The United Nations Relief and Work Agency (UNRWA), employed at least 10 Hamas members, among whom were a school counselor who worked with his son to kidnap an Israeli woman and a social worker who distributed ammunition, US intelligence suggests, according to a report in the New York Times.
As per the report, a dossier, originating in Israeli intelligence and found credible enough by American officials to warrant action, has been circulated among Western officials.
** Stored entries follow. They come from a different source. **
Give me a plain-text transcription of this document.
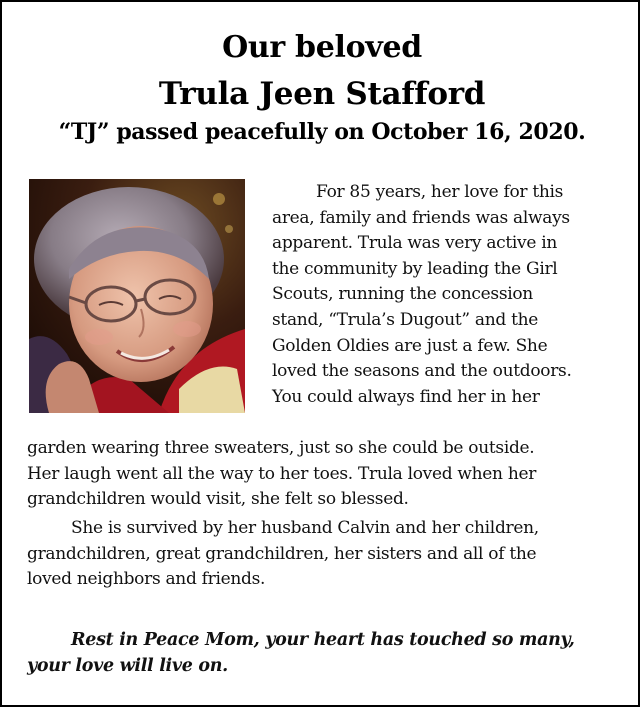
Our beloved
Trula Jeen Stafford
“TJ” passed peacefully on October 16, 2020.

For 85 years, her love for this
area, family and friends was always
apparent. Trula was very active in
the community by leading the Girl
Scouts, running the concession
stand, “Trula’s Dugout” and the
Golden Oldies are just a few. She
loved the seasons and the outdoors.
You could always find her in her

garden wearing three sweaters, just so she could be outside.
Her laugh went all the way to her toes. Trula loved when her
grandchildren would visit, she felt so blessed.

She is survived by her husband Calvin and her children,
grandchildren, great grandchildren, her sisters and all of the
loved neighbors and friends.

Rest in Peace Mom, your heart has touched so many,
your love will live on.
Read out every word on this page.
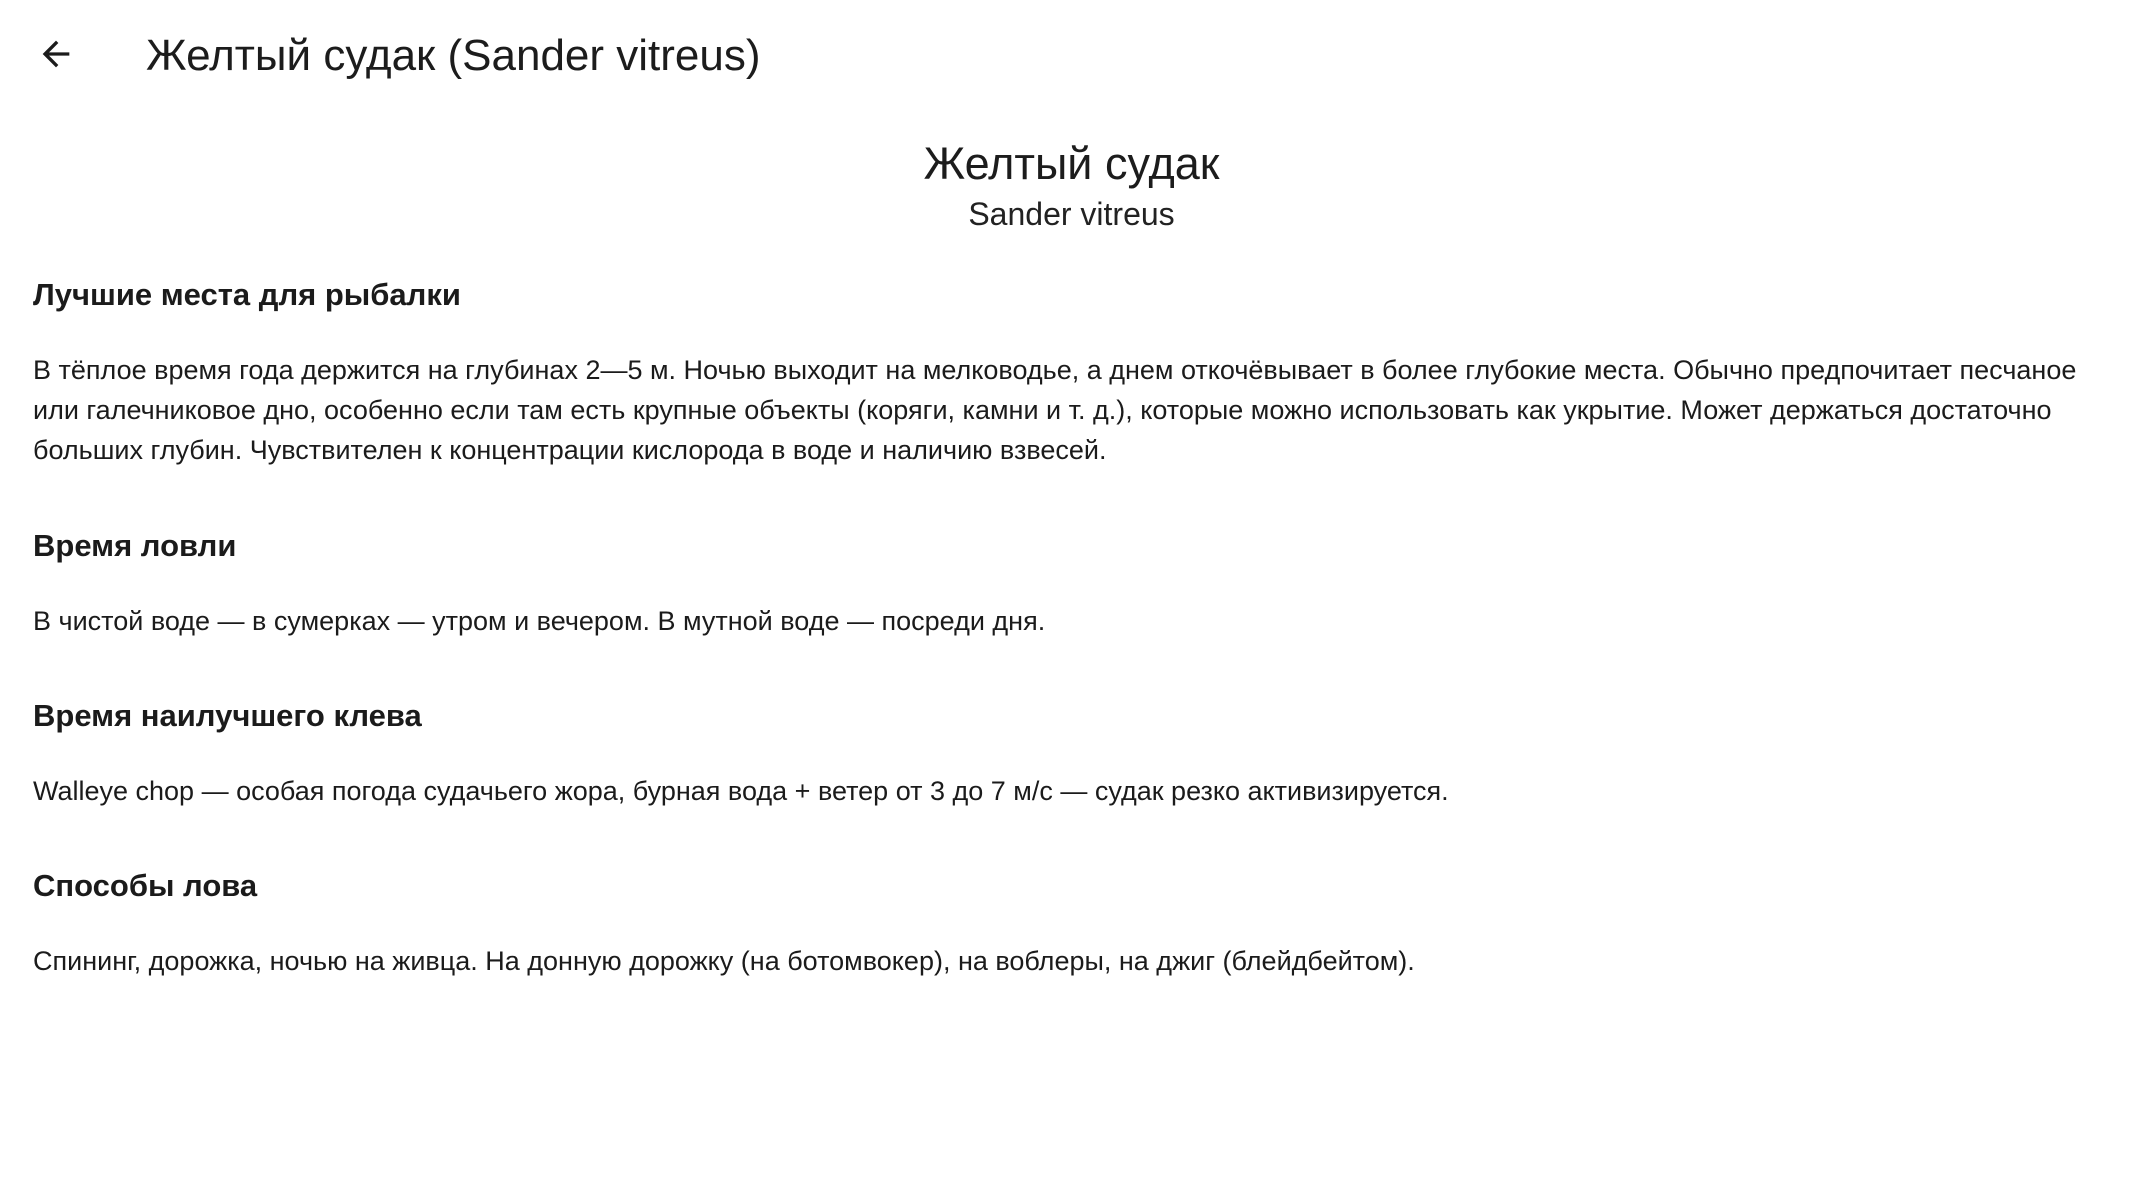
Желтый судак (Sander vitreus)
Желтый судак
Sander vitreus
Лучшие места для рыбалки

В тёплое время года держится на глубинах 2—5 м. Ночью выходит на мелководье, а днем откочёвывает в более глубокие места. Обычно предпочитает песчаное или галечниковое дно, особенно если там есть крупные объекты (коряги, камни и т. д.), которые можно использовать как укрытие. Может держаться достаточно больших глубин. Чувствителен к концентрации кислорода в воде и наличию взвесей.

Время ловли

В чистой воде — в сумерках — утром и вечером. В мутной воде — посреди дня.

Время наилучшего клева

Walleye chop — особая погода судачьего жора, бурная вода + ветер от 3 до 7 м/с — судак резко активизируется.

Способы лова

Спининг, дорожка, ночью на живца. На донную дорожку (на ботомвокер), на воблеры, на джиг (блейдбейтом).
The dossier charges that 12 employees of UNRWA, the UN agency tasked with providing aid to Palestinians and overseeing a majority of the schooling as well as other social services in Gaza, have actively participated in Hamas’s war with Israel.
According to the report, ten of them were described as “Hamas members,” and another is believed to be affiliated with Islamic Jihad, another Islamic terrorist group active in Gaza.
The intelligence was reportedly gathered in part through monitoring of the employees’ cell phones by Israeli intelligence services: some discussed their involvement in the attack, while three others received text messages directing them to a particular location while the attack was ongoing, and one was told to bring rocket-propelled grenades storied in his home.
In response to the intelligence, the US, Canada, Australia, Britain, Germany, Italy, the Netherlands, Switzerland, and Finland have suspended aid to the agency.
Notably, The US returned to being one of the organization’s largest funders in 2021 when US President Joe Biden restored $200m in funding that the Donald Trump administration had suspended in 2018.